Noah pressed the End Call icon with a sigh. “We’ll have to get a warrant for his cell phone provider too. We’ll get records for the last week or two and then see if we can triangulate his phone as well as Gretchen’s. There was no phone on the body or in the rental car.”
Josie nodded. “We’ll do that. Let’s get a positive ID first.”
Denton’s city morgue consisted of a large windowless exam room and one small office presided over by Dr. Feist. It was housed in the basement of Denton Memorial Hospital, an ancient brick building on top of a hill that overlooked most of the city. The smell hit them before they even entered the exam room—a strange mixture of stringent chemicals and decay that Josie never quite got used to. With a pang, she remembered standing in the exam room beside Gretchen, who had been completely unaffected by the odors of the morgue—or its sad and often gruesome contents.

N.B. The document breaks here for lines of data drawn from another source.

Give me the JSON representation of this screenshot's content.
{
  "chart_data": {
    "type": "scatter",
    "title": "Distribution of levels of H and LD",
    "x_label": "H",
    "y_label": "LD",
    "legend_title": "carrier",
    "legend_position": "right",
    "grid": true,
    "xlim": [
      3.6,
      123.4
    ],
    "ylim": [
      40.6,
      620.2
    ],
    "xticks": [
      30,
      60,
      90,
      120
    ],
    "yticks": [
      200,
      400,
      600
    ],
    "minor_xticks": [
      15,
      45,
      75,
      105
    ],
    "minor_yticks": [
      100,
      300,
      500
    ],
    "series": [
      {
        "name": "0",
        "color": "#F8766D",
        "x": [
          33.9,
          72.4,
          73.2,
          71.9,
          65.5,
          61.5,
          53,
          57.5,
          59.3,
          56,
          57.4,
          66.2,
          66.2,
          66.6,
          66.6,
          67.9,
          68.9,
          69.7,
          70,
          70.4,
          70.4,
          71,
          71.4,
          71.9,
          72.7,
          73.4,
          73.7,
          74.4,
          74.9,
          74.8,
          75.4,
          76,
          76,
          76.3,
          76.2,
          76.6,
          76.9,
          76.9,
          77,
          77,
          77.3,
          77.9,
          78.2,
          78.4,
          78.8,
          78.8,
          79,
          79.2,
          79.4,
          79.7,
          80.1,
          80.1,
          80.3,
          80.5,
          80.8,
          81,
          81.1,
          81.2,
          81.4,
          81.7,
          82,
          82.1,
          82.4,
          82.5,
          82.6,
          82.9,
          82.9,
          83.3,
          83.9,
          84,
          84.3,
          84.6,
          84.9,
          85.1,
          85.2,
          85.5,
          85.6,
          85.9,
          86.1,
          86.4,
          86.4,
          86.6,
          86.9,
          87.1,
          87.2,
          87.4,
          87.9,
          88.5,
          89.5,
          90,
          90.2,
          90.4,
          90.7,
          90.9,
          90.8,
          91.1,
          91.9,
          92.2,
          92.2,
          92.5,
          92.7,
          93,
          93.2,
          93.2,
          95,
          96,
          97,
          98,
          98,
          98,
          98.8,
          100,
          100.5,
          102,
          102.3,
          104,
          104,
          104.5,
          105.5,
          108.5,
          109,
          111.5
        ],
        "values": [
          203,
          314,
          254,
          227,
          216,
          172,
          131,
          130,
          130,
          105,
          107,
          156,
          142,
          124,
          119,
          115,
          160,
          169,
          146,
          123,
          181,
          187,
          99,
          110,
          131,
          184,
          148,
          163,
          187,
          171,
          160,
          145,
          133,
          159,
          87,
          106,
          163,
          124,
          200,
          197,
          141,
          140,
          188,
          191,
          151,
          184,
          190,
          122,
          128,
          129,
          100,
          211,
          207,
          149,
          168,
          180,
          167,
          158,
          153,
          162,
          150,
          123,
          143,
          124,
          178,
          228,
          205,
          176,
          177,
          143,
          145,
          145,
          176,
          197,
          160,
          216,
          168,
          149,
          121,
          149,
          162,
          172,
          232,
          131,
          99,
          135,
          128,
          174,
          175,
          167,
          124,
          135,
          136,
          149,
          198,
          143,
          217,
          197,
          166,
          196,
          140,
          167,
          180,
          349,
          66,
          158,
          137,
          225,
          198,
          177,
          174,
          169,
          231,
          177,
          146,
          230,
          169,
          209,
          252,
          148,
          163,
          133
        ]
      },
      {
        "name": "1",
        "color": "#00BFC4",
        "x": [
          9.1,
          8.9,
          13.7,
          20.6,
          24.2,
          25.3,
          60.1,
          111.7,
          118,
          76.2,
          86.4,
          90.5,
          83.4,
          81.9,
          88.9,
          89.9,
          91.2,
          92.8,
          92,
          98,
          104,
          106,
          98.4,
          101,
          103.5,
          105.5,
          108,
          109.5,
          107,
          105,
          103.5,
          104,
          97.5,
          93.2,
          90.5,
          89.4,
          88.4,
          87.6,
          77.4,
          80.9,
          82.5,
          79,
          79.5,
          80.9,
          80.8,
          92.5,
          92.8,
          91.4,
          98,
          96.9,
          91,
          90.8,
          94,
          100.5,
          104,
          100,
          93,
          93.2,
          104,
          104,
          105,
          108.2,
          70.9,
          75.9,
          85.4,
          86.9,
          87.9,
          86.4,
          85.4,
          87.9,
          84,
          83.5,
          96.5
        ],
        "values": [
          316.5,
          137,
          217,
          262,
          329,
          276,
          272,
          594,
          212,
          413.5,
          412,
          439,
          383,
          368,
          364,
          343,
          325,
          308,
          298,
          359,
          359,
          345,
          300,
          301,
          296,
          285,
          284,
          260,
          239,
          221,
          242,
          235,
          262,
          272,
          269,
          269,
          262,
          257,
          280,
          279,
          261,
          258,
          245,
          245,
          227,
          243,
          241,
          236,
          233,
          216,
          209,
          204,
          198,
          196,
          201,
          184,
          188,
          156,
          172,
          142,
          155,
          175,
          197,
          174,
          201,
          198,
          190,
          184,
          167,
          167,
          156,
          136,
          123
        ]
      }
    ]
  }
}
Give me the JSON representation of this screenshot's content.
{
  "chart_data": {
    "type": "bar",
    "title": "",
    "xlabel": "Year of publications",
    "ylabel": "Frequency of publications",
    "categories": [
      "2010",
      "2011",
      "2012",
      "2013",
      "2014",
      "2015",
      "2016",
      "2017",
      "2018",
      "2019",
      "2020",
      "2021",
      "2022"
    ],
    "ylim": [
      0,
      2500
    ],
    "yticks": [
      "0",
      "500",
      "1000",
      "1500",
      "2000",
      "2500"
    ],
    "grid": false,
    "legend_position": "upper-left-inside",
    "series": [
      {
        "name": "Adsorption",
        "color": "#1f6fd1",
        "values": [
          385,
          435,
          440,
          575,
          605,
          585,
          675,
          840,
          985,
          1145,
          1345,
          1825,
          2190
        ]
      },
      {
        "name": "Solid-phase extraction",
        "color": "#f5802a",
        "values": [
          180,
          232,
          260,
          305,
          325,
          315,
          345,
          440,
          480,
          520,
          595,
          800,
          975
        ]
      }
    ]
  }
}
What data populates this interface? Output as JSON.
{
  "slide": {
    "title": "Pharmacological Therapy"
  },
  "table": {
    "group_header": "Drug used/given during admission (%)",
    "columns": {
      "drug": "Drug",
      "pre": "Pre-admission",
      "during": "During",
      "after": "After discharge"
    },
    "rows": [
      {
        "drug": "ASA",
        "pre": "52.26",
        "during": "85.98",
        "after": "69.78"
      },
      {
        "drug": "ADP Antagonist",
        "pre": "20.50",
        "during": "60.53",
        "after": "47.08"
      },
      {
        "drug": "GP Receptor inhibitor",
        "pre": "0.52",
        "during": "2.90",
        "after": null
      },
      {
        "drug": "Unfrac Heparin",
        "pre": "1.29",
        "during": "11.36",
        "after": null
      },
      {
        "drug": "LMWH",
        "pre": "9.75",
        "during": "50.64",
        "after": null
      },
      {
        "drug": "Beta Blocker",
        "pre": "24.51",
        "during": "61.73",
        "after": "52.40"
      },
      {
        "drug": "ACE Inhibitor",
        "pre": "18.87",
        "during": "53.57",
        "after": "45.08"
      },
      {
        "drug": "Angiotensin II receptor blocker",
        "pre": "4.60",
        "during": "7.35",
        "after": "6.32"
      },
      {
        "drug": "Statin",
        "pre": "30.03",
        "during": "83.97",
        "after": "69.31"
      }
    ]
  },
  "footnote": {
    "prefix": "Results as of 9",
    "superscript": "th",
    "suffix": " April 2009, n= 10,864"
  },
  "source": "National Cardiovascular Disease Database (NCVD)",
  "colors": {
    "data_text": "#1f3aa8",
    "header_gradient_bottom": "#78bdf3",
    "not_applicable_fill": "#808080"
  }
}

The boy lay naked on the examination table, a large circular lamp blazing down into his face. Josie could see that he was lean and muscular, with a runner’s physique. His chest and legs were thick with dark, wiry hair. A tattoo of a wolf’s head sprawled across his left upper arm, its gray eyes penetrating. Dr. Feist’s back was to them as she organized her instruments on the counter. She had on navy blue scrubs, and her silver-blond hair was tucked up beneath a matching cloth skull cap. She turned when they entered, offering a grim smile. “I hope you’ve got something for me.”
Josie handed her the copy of James Omar’s license. Dr. Feist studied it, her smile fading. “This looks like a match if I ever saw one. Of course, when we get in touch with the family, verification of the tattoo will seal the deal.”
She walked over to the exam table and held the license photo up next to the boy’s head. Josie and Noah crowded around and stared. For Josie, death always seemed to steal something essential from a person’s physical appearance so that they no longer resembled the person they’d been in life. It was the same for Omar. The thing that made him James Omar was gone, leaving only a lifeless shell behind. Still, the bone structure, hair, eye and skin color were all identical.
Noah let out a heavy sigh. “That’s him.”
Dr. Feist held up the copy of his driver’s license. “Can I keep this?”
“Of course,” Josie said. She took out her phone and snapped a picture of it.
Standard protocol when an out-of-state murder victim was found in their jurisdiction was for the medical examiner’s office in Denton to contact the medical examiner in the county and state where the victim resided, and then that office would make the death notification and put the family in touch with Denton’s police department.
Dr. Feist said, “I’ll ask the Boise medical examiner’s office to contact you once they make the notification. I expect you’ll want to talk to his family.”
“Yes,” Josie said. “We’ve got a lot of questions for them.”